Laurie Anderson: "Four Talks"
Laurie Anderson's most intricate, interactive, and mesmerizing piece within the Hirshhorn museum, "Four Talks" is my personal favorite, and in my opinion the most interesting piece on display within the museum. It's a wide, painted black room, absolutely overwhelmed with rugged and unique white graffiti.
PERCEPTION OF OBJECTIVE PHENOMENA
To start with, "Four Talks" is a black and white room, with black walls adorned with white lettering and graffiti. There are a variety of words and phrases, facts, and sentences written on the walls and floor. The colors are bold, and stand out, and the room is brightly lit by lights from above. I could see four physical pieces sitting within the room. One being a greenish parrot sat atop a perch, speaking aloud in a monotone, robotic voice. The next, was a large, shiny, black crow figure. It sits with it's wings behind it, and it's long beak outstretched. On the other side of the room on top of a small platform, there was a golden canoe, split in two, with a golden, metallic, almost blood-like substance pooling around either side. Finally, on the exiting wall of the room, there was a shelf adorned with a variety of glass cups, which every so often would rumble, faintly shaking the chinaware on top. On the walls I could see specific phrases and questions such as; What is a Wall? What is a story? Who owns the moon? What is the purpose of panic?
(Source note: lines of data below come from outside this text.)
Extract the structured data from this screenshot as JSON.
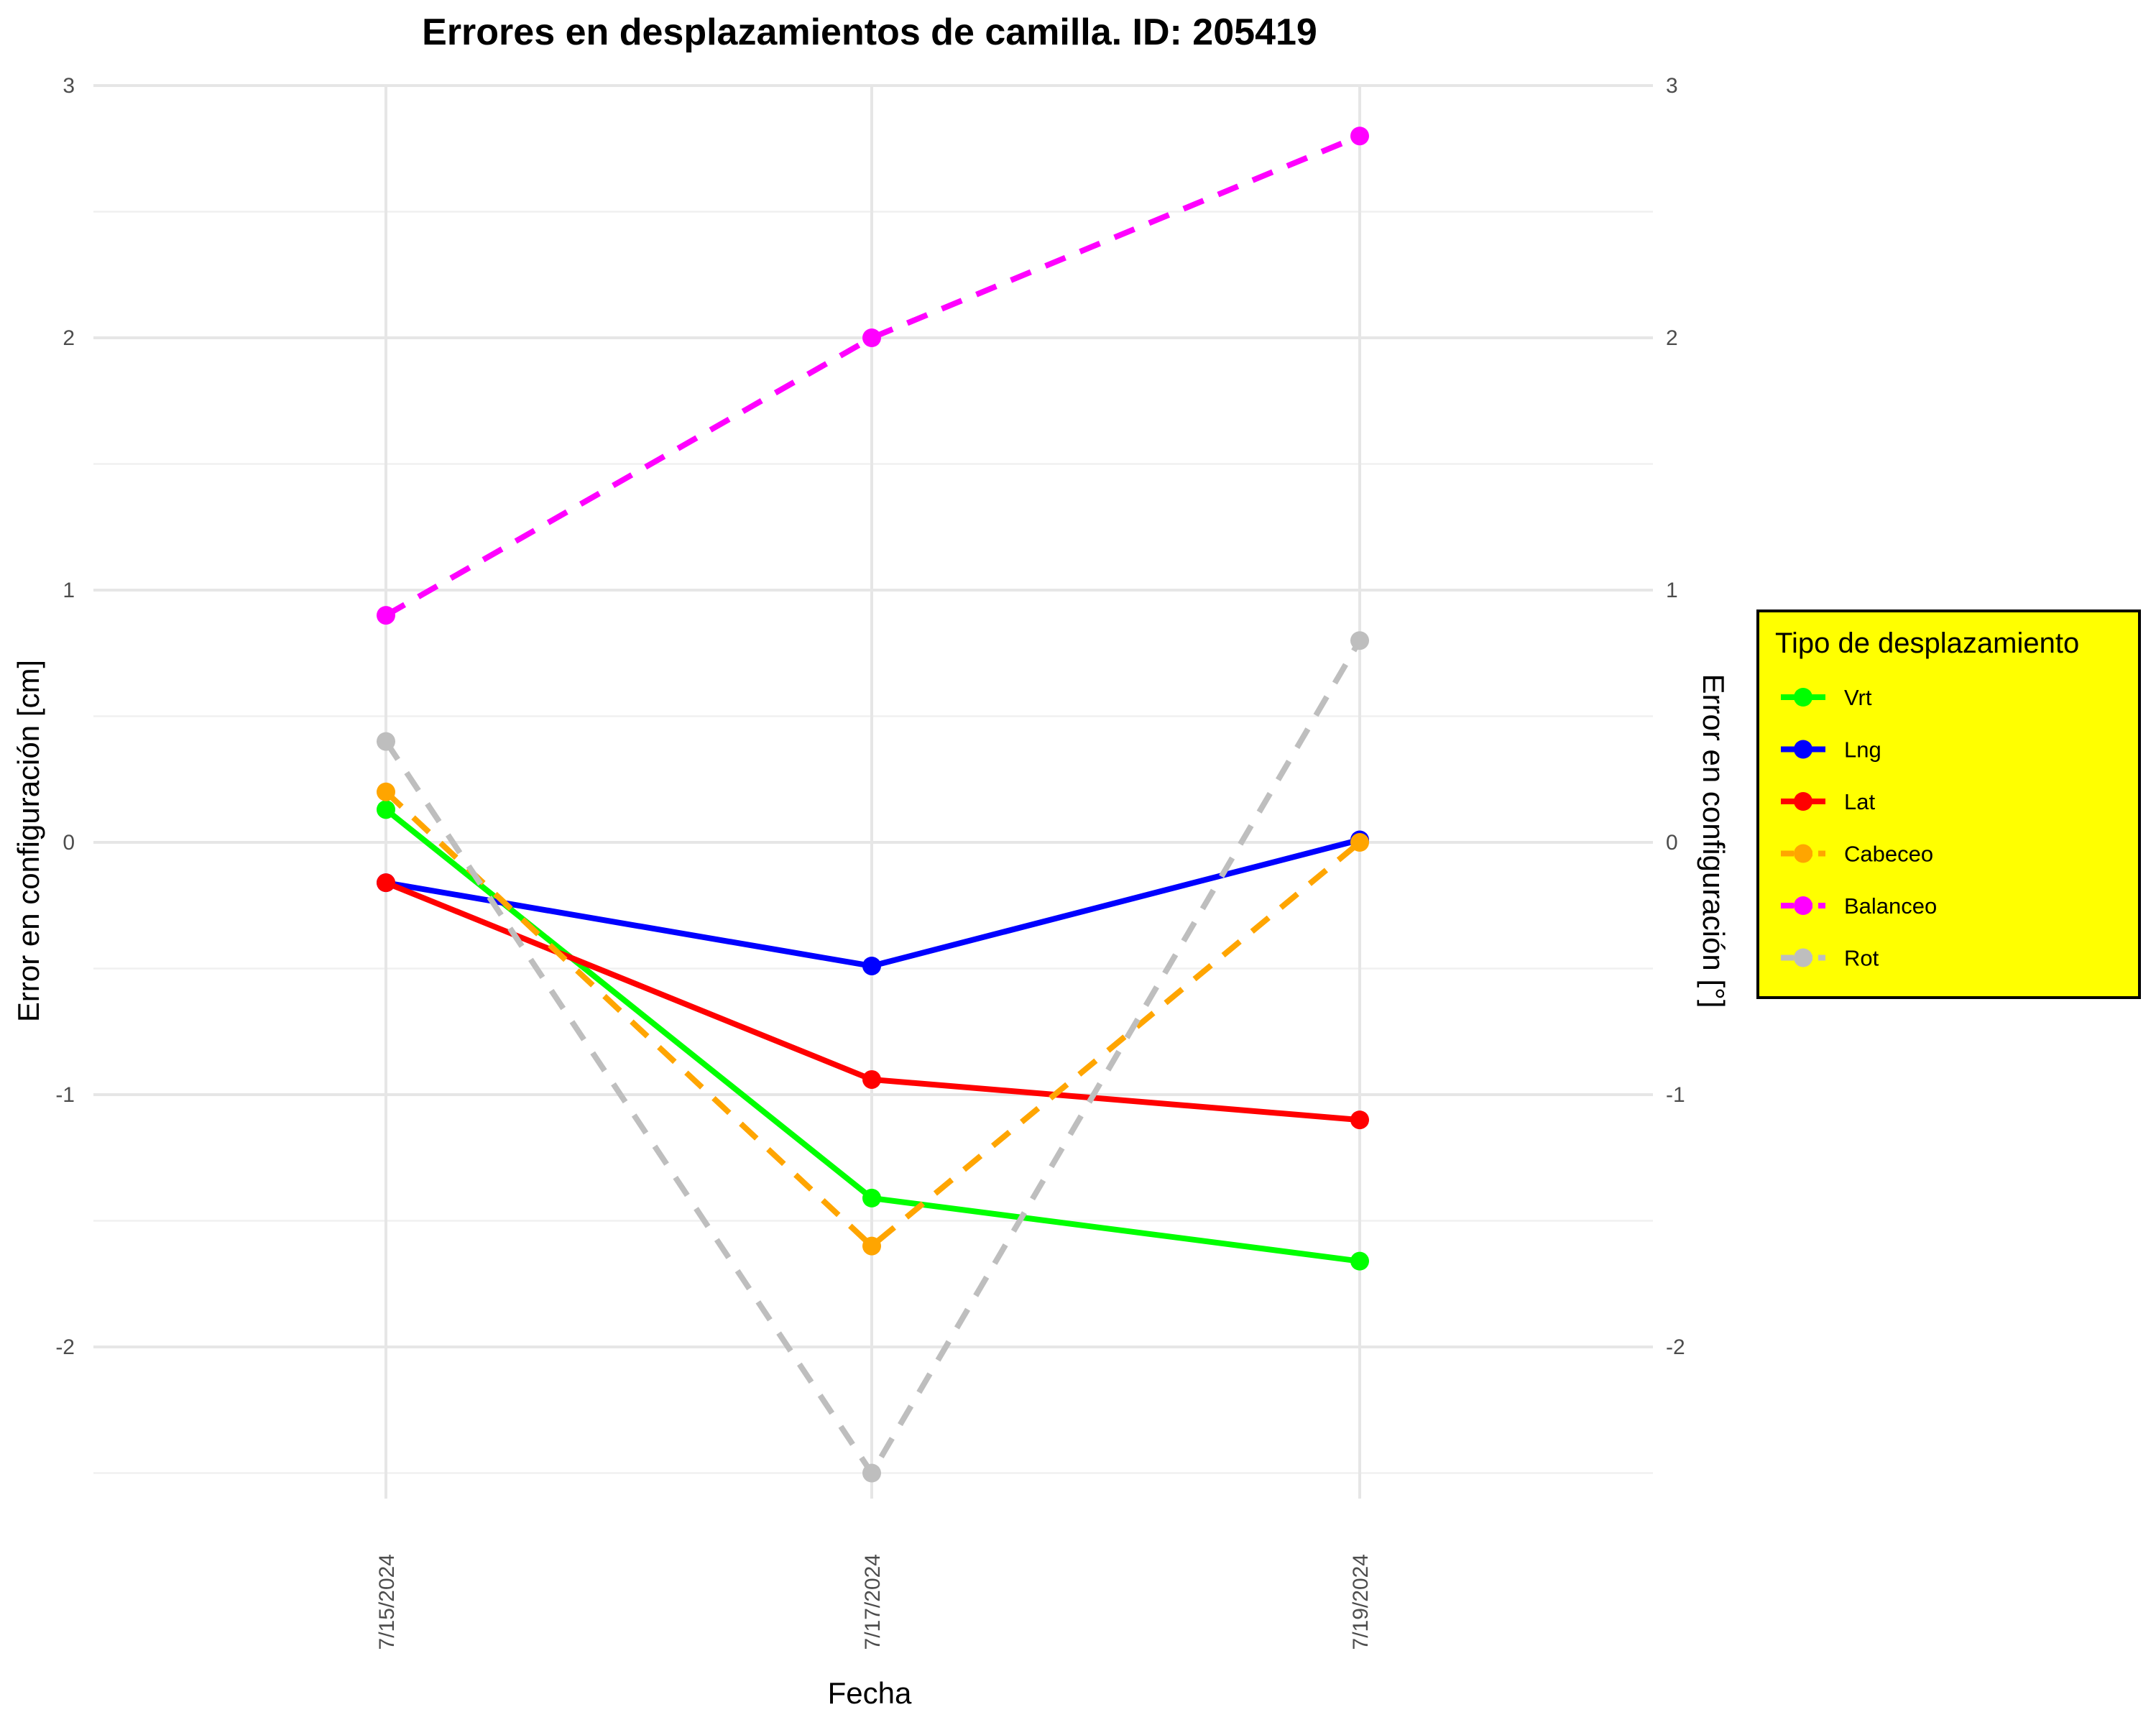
{
  "chart_data": {
    "type": "line",
    "title": "Errores en desplazamientos de camilla. ID: 205419",
    "xlabel": "Fecha",
    "ylabel": "Error en configuración [cm]",
    "ylabel_right": "Error en configuración [°]",
    "categories": [
      "7/15/2024",
      "7/17/2024",
      "7/19/2024"
    ],
    "ylim": [
      -2.6,
      3.0
    ],
    "yticks": [
      -2,
      -1,
      0,
      1,
      2,
      3
    ],
    "ytick_labels": [
      "-2",
      "-1",
      "0",
      "1",
      "2",
      "3"
    ],
    "grid": true,
    "legend": {
      "title": "Tipo de desplazamiento",
      "position": "right",
      "background": "#ffff00"
    },
    "series": [
      {
        "name": "Vrt",
        "values": [
          0.13,
          -1.41,
          -1.66
        ],
        "color": "#00ff00",
        "dash": "solid"
      },
      {
        "name": "Lng",
        "values": [
          -0.16,
          -0.49,
          0.01
        ],
        "color": "#0000ff",
        "dash": "solid"
      },
      {
        "name": "Lat",
        "values": [
          -0.16,
          -0.94,
          -1.1
        ],
        "color": "#ff0000",
        "dash": "solid"
      },
      {
        "name": "Cabeceo",
        "values": [
          0.2,
          -1.6,
          0.0
        ],
        "color": "#ffa500",
        "dash": "dashed"
      },
      {
        "name": "Balanceo",
        "values": [
          0.9,
          2.0,
          2.8
        ],
        "color": "#ff00ff",
        "dash": "dashed"
      },
      {
        "name": "Rot",
        "values": [
          0.4,
          -2.5,
          0.8
        ],
        "color": "#bebebe",
        "dash": "dashed"
      }
    ]
  }
}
What is blaze of glory? and much more.
ASSOCIATION
Personally, when I look at this room, I immediately think of graffiti on the sides of buildings and old trains. It's all thrown together so abstractly like a wall in the city filled by a mural of graffiti, which in turn makes me think of a sort of post apocalyptic city. My mind also thinks of black chalkboards, and even children's sidewalk chalk drawings on the pavement during the summer when I see the room. It almost looks like grade school when the teacher would fill the chalkboard with numbers, facts, and a bunch of other things. I also associate this room with the inner workings and limbo of one's mind. The giant crow figure in the room I believe really looks a lot like one of those monopoly player pieces, or even like a small toy or figure you would get as a child from a gumball machine.
EMOTIVE RESPONSE
When first walking into this room, I felt deeply overwhelmed, like everything was too striking, stimulating, and jarring to look at. I believed it overtook ones mind just as it is supposed to do. I felt confused, yet intrigued, it raised a lot of questions and personal confusion and I wanted to know more, I wanted to read every wall and gain everything it had to offer me. I felt mentally pelted with information on all sides, and that nowhere I could turn would offer me solace from the barrage of jarring information. I felt influenced by the room to pose thoughts, confusion, and to decipher maybe my own meaning or method to the madness immediately. It was both enchanting, yet somewhat scary for someone like myself who has ADHD. I felt almost as if I could relate mentally and emotionally to the room itself, like each wall, item, and even the floor could be compared to the jumbled thoughts, questions, and images that filled my mind every day.